Pendant plus de cinq décennies, la Central Intelligence Agency (CIA) des États-Unis et les services d’espionnage de l’Allemagne de l’Ouest (BND) contrôlaient secrètement une entreprise suisse qui fabriquait et vendait des dispositifs de cryptage et des lignes de communication sécurisés à plus de de 120 pays.
Désormais, ni les lignes ni les messages chiffrés n’étaient sûrs, car Washington et Berlin avaient accès aux secrets des gouvernements du monde entier, ainsi qu’à leurs diplomates, soldats et espions. Cela a été révélé par une enquête menée par le Washington Post et la chaîne de télévision publique allemande ZDF.
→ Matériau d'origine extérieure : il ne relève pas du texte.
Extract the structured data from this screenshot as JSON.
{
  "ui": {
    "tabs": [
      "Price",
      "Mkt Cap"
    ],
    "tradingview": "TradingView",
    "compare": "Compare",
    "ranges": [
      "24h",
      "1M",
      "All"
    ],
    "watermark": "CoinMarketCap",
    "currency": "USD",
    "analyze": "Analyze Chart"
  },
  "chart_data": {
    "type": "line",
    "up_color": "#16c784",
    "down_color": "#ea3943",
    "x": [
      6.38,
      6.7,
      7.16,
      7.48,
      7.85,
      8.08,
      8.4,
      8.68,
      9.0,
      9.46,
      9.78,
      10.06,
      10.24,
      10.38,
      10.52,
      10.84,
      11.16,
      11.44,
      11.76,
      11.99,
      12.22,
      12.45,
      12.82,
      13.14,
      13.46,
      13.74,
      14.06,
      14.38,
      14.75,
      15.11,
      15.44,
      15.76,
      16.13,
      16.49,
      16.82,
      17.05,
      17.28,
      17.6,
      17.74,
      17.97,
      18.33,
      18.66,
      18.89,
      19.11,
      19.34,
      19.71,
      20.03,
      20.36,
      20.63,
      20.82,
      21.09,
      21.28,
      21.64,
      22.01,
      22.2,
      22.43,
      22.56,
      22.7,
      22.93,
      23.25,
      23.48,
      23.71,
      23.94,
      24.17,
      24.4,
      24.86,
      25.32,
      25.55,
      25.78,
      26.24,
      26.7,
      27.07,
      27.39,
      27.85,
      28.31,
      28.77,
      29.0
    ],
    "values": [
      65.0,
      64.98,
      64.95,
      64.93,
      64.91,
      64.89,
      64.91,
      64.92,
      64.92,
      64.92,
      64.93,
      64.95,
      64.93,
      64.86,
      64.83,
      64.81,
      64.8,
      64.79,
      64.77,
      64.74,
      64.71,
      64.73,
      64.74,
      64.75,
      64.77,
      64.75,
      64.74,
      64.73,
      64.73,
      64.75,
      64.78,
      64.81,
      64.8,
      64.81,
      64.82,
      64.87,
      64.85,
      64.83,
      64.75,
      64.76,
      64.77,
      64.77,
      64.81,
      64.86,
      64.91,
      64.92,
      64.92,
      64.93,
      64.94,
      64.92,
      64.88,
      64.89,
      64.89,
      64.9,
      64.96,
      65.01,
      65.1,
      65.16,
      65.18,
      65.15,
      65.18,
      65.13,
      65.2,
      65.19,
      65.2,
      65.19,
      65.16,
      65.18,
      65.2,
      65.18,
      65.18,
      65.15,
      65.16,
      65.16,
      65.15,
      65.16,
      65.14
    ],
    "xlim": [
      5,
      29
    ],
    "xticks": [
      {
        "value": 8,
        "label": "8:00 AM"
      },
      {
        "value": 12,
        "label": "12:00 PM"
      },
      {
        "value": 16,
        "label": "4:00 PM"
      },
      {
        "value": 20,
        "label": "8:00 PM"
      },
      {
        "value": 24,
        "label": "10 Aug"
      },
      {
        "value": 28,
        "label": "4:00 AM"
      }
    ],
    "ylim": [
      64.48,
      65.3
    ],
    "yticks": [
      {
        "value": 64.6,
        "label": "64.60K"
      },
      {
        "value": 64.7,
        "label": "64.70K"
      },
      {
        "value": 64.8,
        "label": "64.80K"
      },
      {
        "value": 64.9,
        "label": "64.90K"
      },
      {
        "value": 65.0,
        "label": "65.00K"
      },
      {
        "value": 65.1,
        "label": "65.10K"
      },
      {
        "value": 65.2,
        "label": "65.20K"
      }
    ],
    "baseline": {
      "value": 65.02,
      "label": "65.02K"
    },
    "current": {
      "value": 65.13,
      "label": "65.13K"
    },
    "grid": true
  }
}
Les deux médias ont eu accès à des rapports classifiés de l’opération, d’ abord connus sous le nom de code Thesaurus puis Rubicon, en plus d’interroger des responsables du renseignement et des employés de Crypto qui ont accepté de fournir des informations sous couvert d’anonymat.
Guerre froide
L’article intitulé » Le coup d’État du renseignement du siècle » raconte que tout a commencé au milieu de la Seconde Guerre mondiale, lorsque la société Crypto AG a été créée par Boris Hagelin, homme d’affaires et inventeur russe qui s’est enfui en Suède lorsque les bolcheviks ont pris le pouvoir.
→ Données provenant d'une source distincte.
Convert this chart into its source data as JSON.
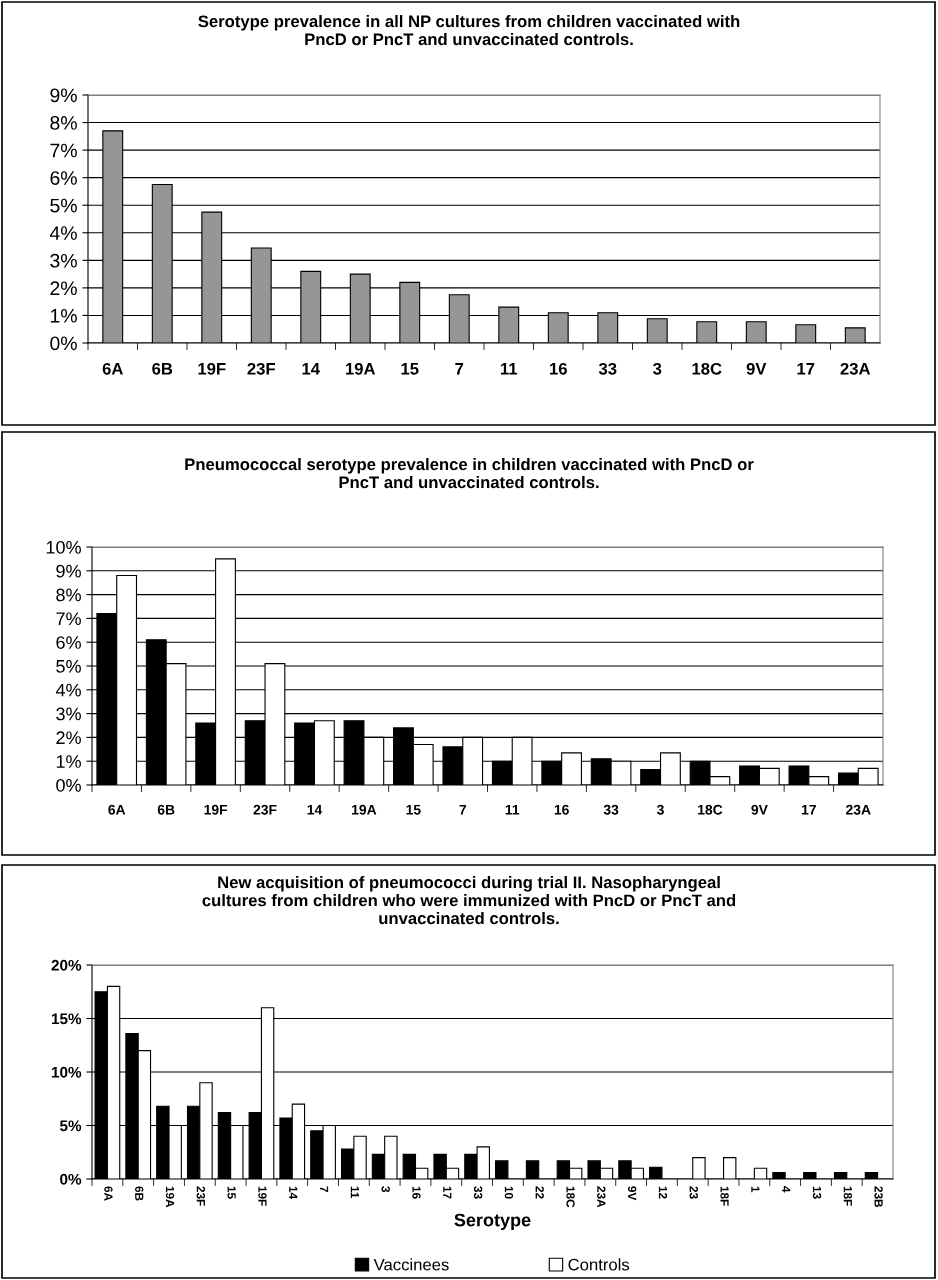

Lorsque les nazis ont occupé la Norvège en 1940, Hagelin a décidé d’émigrer à nouveau, mais est allé aux États-Unis.
L’inventeur est arrivé sur le sol américain avec sa machine de chiffrement, baptisée M-209 et, selon les dossiers de la CIA cités dans l’enquête, Washington a décidé qu’il devrait contrôler Hagelin pour limiter la vente de son équipement uniquement aux pays approuvés par eux. , à l’exclusion des Soviétiques, des Chinois et des Nord-Coréens.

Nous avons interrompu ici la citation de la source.